Sollten tatsächlich Differenzen zum erwünschten Ablauf auftreten, ermöglicht es das Process Mining, den Fehlerquellen und -ursachen durch eine tiefergehende Datenanalyse auf den Grund zu gehen. Hier kann sehr schnell deutlich gemacht werden, an welchen Stellen es zu Prozessbrüchen, Prozess­umgehungen oder einfach nur zu Verzögerungen in Prozessen kommt. Die für die Instandhaltung verantwortlichen Abteilungen bekommen so ein klares Bild über den Status und die Qualität der eigenen Prozesse. Ebenso transparent abgebildet werden die Auswirkungen externer Faktoren wie z.B. Prozessverzögerungen durch lange Genehmigungswege oder Lieferengpässe.
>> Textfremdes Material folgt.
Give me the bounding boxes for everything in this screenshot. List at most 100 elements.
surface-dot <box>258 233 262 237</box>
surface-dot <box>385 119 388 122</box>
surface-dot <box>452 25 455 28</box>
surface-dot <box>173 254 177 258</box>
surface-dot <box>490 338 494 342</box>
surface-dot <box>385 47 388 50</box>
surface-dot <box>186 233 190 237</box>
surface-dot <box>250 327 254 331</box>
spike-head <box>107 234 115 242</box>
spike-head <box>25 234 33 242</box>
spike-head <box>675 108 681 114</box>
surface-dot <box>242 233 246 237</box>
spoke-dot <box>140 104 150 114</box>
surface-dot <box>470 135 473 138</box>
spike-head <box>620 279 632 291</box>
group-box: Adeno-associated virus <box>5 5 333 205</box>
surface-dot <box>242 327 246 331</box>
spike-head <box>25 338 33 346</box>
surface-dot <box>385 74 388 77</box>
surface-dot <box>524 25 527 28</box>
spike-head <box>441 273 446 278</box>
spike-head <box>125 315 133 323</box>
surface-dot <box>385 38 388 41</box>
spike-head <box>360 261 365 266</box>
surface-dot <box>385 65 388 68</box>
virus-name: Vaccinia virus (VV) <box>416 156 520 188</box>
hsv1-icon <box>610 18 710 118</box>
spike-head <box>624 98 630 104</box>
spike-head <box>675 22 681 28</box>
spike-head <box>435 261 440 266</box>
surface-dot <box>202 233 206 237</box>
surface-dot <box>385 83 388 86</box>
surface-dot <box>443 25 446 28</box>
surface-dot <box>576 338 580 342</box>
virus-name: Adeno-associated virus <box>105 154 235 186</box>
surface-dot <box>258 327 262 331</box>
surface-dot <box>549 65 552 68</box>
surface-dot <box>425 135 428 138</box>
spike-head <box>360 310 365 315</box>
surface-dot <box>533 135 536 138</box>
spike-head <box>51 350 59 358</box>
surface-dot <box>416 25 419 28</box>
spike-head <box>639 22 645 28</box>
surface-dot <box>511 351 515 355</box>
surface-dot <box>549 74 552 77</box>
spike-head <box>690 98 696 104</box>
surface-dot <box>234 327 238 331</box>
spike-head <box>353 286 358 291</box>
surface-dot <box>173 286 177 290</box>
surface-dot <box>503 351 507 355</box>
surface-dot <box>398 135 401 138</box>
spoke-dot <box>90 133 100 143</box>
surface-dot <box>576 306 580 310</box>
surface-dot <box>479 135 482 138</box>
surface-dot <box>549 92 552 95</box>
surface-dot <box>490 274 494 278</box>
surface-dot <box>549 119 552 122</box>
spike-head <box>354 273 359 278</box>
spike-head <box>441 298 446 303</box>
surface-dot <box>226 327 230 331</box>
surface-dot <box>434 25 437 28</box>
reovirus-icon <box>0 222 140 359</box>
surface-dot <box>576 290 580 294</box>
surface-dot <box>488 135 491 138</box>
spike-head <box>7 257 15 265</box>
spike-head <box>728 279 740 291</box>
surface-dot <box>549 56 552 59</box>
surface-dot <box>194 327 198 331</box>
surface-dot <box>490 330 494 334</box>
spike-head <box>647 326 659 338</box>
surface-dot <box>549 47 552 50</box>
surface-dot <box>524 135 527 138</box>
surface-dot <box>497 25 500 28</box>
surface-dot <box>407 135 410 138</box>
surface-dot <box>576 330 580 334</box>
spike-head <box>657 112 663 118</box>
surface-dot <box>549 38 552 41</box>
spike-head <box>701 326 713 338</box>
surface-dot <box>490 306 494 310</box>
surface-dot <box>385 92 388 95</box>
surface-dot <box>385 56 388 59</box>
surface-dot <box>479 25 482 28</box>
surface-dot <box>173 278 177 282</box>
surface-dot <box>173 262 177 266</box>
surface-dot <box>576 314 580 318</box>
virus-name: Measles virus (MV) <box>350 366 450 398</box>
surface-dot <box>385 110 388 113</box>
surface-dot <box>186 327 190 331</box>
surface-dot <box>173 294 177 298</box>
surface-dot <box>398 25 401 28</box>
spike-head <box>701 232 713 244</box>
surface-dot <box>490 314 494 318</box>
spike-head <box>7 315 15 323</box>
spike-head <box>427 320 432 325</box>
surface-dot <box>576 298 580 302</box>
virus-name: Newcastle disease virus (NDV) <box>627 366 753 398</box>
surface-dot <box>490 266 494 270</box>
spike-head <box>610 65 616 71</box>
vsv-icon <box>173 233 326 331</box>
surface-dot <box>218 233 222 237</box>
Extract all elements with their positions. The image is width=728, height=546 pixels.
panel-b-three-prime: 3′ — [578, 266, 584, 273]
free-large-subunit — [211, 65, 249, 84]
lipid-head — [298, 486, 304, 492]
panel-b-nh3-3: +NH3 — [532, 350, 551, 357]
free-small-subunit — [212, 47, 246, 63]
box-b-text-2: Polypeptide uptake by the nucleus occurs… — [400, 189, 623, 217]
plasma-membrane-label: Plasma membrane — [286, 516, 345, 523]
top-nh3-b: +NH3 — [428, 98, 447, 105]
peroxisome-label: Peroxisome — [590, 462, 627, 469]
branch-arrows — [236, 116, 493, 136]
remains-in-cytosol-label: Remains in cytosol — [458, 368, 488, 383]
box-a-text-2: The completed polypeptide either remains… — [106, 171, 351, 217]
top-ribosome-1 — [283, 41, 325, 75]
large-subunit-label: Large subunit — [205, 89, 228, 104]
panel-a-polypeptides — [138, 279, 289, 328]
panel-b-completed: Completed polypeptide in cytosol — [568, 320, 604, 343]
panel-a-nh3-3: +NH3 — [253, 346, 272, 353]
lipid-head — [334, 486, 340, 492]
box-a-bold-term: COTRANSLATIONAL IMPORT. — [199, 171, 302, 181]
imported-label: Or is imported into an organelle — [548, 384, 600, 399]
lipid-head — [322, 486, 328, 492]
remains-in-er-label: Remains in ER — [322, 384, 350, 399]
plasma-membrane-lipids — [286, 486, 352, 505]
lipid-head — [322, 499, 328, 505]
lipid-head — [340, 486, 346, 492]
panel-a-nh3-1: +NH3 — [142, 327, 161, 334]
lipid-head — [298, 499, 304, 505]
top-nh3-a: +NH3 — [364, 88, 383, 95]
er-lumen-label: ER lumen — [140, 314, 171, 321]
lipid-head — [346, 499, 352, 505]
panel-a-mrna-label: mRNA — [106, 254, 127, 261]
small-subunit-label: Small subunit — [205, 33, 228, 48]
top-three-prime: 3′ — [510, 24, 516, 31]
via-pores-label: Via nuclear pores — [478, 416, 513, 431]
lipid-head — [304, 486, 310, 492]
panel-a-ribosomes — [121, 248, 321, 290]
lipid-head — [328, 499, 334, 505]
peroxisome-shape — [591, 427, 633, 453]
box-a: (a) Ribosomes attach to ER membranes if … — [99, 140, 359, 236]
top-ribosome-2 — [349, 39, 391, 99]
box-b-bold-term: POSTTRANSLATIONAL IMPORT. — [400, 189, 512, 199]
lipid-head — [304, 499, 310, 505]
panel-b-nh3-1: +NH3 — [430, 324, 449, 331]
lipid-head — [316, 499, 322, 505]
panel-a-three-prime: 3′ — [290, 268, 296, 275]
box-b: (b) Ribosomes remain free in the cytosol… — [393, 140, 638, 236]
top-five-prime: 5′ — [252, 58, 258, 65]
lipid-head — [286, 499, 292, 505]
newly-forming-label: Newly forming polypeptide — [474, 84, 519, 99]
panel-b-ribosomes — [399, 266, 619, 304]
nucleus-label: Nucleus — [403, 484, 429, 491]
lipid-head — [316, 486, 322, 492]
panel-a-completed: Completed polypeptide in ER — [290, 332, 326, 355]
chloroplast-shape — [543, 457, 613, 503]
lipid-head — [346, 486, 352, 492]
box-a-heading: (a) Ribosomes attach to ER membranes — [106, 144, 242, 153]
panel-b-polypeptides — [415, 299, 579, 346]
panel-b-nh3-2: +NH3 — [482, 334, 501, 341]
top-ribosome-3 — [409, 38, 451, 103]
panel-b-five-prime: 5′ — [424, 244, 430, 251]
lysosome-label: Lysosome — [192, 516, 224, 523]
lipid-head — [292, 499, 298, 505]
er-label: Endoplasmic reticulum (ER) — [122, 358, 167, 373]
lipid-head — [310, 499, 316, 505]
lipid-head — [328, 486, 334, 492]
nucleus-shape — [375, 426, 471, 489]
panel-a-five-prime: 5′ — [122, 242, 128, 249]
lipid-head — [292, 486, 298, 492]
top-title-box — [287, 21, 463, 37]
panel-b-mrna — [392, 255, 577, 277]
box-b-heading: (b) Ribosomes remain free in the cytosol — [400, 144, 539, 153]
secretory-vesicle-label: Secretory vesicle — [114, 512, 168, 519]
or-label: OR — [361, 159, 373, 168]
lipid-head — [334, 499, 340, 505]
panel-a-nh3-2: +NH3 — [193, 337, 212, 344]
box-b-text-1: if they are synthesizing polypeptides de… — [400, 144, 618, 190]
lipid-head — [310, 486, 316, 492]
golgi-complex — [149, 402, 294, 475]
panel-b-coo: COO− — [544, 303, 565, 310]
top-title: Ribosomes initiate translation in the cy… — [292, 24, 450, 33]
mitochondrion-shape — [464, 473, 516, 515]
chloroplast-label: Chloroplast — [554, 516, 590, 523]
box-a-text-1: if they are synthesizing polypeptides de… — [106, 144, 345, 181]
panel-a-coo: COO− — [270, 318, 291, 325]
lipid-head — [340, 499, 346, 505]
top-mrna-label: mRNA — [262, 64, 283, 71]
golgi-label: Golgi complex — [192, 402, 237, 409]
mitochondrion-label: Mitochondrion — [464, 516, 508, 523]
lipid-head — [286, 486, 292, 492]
Auf Basis dieser Erkenntnisse ist es dann möglich, bereits proaktiv systemische Prozess-Probleme auf höherer Ebene genau so einfach zu identifizieren wie einmalige Abweichungen in Unterprozessen der Instandhaltung.

Darüber hinaus bietet Process Mining der Instandhaltung einen zusätzlichen Nutzen durch die Beantwortung dringlicher Fragen, z.B. zum aktuellen Planungsgrad von Meistereien oder zum Grad der Liefertreue gegenüber internen und externen Kunden von Instandhaltungsleistungen.

Fazit

Process Mining ermöglicht es durch seine tiefgreifenden automatisierten Datenanalysen genaue Abbildungen der Unternehmensprozesse sowie vorhandener Abweichungen darzustellen und somit Instandhaltungsprozesse auf Auditsituationen vorzubereiten. So bietet es den auditfähigen Nachweis der Einhaltung von behördlicher Compliance sowie interner Qualitätssicherungs-Vorgaben. Daneben erleichtert es die Implementierung eines kontinuierlichen Verbesserungsprozesses (KVP) bezüglich auditwürdiger kritischer Prozesse in der Instandhaltung und der Beschaffung kritischer Ersatzteile.